KARACHI: Pakistan ra­nk­ed 120 out of 180 countries on the Corruption Per­ce­ptions Index (CPI) 2019 released by Transparency International on Thursday, slipping three spots from the previous year’s place despite increased anti-corruption efforts.

Last year, Pakistan ranked 117 out of 180 nations.

On a scale of zero (highly corrupt) to 100 (very clean), Pakistan was assigned a score of 32 — a point lower than its score of 33 on the 2018 index and well below the global average of 43.

The CPI ranks 180 countries and territories by their perceived levels of public sector corruption, drawing on 13 expert assessments and surveys of business executives.

Many developed countries including Canada, Fra­nce, the United Kingdom and Denmark have scored less than last year, though Denmark attained the first rank on CPI 2019.

Transparency International wants check on big money playing a role in financing of political parties

In the index, the average score for Asia-Pacific is 45 out of 100, showing Afghan­is­tan as ‘highly corrupt’ with a score of 16. New Zea­land was on top of the ranking in the region with a score of 87 followed by Singapore which ranked fourth with a score of 85.

“The lack of real progress against corruption in most countries is disappointing and has profound negative effects on citizens around the world,” said Patricia Moreira, managing director of Trans­parency Interna­tional. “To have any chance of ending corruption and improving peoples’ lives, we must tackle the relationship between politics and big money. All citizens must be represented in decision making.”

Countries in which elections and political party financing are open to undue influence from vested interests were less able to combat corruption, an analysis of the results found.

“Frustration with government corruption and lack of trust in institutions speaks of a need for greater political integrity,” said TI chair Delia Ferreira Rubio. “Gov­ernments must urgently address the corrupting role of big money in political party financing and the undue influence it exerts on our political systems.”

More than two-thirds of countries score below 50, with an average score of only 43. Since 2012, only 22 countries have significantly improved their scores including Estonia, Greece and Guyana.
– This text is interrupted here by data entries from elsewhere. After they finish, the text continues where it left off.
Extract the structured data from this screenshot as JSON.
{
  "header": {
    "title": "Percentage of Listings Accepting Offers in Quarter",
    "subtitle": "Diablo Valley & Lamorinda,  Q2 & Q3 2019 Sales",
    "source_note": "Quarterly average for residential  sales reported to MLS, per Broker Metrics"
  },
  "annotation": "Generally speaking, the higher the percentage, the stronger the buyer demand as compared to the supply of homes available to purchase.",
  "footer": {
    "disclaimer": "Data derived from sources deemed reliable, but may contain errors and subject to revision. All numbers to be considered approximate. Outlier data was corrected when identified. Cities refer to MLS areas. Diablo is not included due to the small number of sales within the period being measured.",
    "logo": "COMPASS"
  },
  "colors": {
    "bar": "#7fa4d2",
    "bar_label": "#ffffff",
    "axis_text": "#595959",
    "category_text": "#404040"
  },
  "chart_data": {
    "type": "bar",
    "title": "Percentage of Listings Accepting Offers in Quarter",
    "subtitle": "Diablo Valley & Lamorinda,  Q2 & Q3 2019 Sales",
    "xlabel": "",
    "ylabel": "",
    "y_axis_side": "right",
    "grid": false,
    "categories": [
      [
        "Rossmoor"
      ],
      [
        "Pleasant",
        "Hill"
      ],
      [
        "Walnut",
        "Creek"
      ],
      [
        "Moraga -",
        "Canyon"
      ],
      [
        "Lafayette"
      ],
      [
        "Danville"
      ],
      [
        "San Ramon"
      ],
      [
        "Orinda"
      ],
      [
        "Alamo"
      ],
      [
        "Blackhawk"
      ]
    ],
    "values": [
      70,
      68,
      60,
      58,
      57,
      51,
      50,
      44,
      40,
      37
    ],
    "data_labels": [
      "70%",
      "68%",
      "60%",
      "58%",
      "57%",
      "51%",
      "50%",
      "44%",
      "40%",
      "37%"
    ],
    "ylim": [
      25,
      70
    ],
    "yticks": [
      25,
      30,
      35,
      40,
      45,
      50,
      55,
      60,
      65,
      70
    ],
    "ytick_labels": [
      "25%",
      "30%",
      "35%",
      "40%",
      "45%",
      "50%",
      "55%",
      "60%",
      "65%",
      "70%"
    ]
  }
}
Twenty-one have significantly declined including Australia, Canada and Nicaragua.

Transparency Interna­tional research showed that several of the most adva­nced economies could not afford to be complacent if they were to keep up their anti-corruption momentum. Four G7 countries scored lower than last year: Canada (-4), France (-3), the UK (-3) and the US (-2). Germany and Japan had seen no improvement, while Italy gained one point.

To reduce corruption and restore trust in politics, Transparency Interna­tional called on governments to control political financing to prevent excessive money and influence in politics in addition to tackling preferential treatment to ensure budgets and public services are not driven by personal connects or bias towards special interests.

Governments should also manage conflicts of interest and address “revolving doors”; regulate lobbying activities by promoting open and meaningful access to decision-making and strengthen electoral integrity; and prevent and sanction misinformation campaigns.

They should empower citizens, protect activists, whistleblowers and journalists, reinforce checks and balances, and promote separation of powers, the watchdog said.